You do get the sense that MMOs have gotten stuck in a financial rut. Either they go the increasingly risky route of subscriptions, or they just skip ahead to the free-to-play microtransaction model.
But NCsoft might have a third alternative — one that reinvents the wheel in a way that gamers might just embrace — and the Guild Wars publisher plans to deploy it for their upcoming sci-fi MMO, Wildstar.
It’s an interesting choice of guinea pigs. The developer, Carbine Studios, was founded by 17 former lead and senior members of World of Warcraft’s core team. Their first project looks like a fun, anime-inspired treasure hunt as two opposing factions descend on an abandoned planet to loot the highly advanced technology left behind by a mysterious race. But it’s not all bunny girls and rock golems…now it’s also a bold experiment in alternative financing.
Core to this new model: Letting gamers decide how to approach it.
“There’s two major options to play,” NCsoft’s Jeremy Gaffney told Games Industry International. The first is a traditional retail route. “Buy a box, and pay a subscription,” says Gaffney. “There’s a class of player that likes that, because they know how much they’re paying, they know the playing field is level, and they can expect big updates. That’s the joy of the subscription model.”
The other option requires a certain commitment — something not hard to find in MMO player populations — and allows you to play Wildstar for free, indefinitely.
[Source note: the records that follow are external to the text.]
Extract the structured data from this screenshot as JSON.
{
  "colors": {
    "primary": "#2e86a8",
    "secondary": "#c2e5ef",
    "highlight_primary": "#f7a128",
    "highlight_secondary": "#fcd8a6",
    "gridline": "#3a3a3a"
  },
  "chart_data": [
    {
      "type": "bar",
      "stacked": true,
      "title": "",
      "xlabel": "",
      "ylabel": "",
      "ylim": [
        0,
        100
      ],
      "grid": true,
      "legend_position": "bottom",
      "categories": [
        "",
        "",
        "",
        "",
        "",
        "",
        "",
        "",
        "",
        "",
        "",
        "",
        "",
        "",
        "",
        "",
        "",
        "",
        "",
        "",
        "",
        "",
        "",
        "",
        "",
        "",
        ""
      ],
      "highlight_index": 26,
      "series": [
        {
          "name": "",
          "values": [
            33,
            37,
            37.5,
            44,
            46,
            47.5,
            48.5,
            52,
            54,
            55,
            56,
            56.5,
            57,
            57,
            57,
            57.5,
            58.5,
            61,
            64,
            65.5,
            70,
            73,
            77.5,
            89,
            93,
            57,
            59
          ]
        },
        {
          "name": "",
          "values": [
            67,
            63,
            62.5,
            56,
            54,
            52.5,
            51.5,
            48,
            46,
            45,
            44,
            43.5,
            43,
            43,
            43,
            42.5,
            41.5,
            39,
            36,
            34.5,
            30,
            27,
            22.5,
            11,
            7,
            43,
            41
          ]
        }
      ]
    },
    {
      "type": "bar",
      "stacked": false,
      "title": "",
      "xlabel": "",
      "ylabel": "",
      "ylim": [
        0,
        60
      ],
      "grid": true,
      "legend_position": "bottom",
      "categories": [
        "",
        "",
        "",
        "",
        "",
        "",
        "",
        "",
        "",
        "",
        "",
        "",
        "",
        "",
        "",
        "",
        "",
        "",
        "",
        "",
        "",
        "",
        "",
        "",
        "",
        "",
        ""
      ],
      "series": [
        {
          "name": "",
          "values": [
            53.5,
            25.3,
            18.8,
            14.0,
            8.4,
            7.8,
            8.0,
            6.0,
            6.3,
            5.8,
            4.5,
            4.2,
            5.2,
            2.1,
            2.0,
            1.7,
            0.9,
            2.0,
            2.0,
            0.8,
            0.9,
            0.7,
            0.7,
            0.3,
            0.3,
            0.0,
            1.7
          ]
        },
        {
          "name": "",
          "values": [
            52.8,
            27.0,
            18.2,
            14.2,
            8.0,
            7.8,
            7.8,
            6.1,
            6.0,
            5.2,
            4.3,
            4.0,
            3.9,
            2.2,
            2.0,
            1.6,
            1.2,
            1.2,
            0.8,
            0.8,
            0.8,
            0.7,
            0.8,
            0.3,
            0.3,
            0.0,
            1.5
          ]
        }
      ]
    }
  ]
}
All you have to do is dig into C.R.E.D.D., the game’s virtual economy. Earn enough in-game money or goods, and you can buy or trade with other people for C.R.E.D.D., which you then redeem for more playtime. This will happen on Wildstar’s “Commodities Exchange,” where the player population will determine prices according to the laws of supply and demand. C.R.E.D.D. can be bought straight from the Wildstar store itself at a fixed price, roughly equivalent to the normal subscription price.
NCsoft is counting on some players to do just that. The whole system assumes some players will choose to buy rare items and super weapons from other players, and that’s a fairly safe assumption to make. Instead of paying real-world money directly, that cash is traded in for virtual tokens, so NCsoft profits from the exchange.
The C.R.E.D.D. system makes a few other assumptions, like how the price of C.R.E.D.D. won’t exceed the regular subscription costs. If you spend all your time scrounging for loot to trade, C.R.E.D.D. looses all credibility. Players could start dropping out of the game en masse instead of converting over to subscriptions. On the other hand, if C.R.E.D.D. comes cheap, players will check out of the economy — both real and virtual — and just buy it direct. A few gold-mining exploits could unbalance the entire system.
It’ll be a tough juggle. NCsoft is taking a big gamble on the belief that water will find its own level. But if that gamble pays off, it’ll be one more option for games to offer players…and arguably, it’ll be the most populist option around.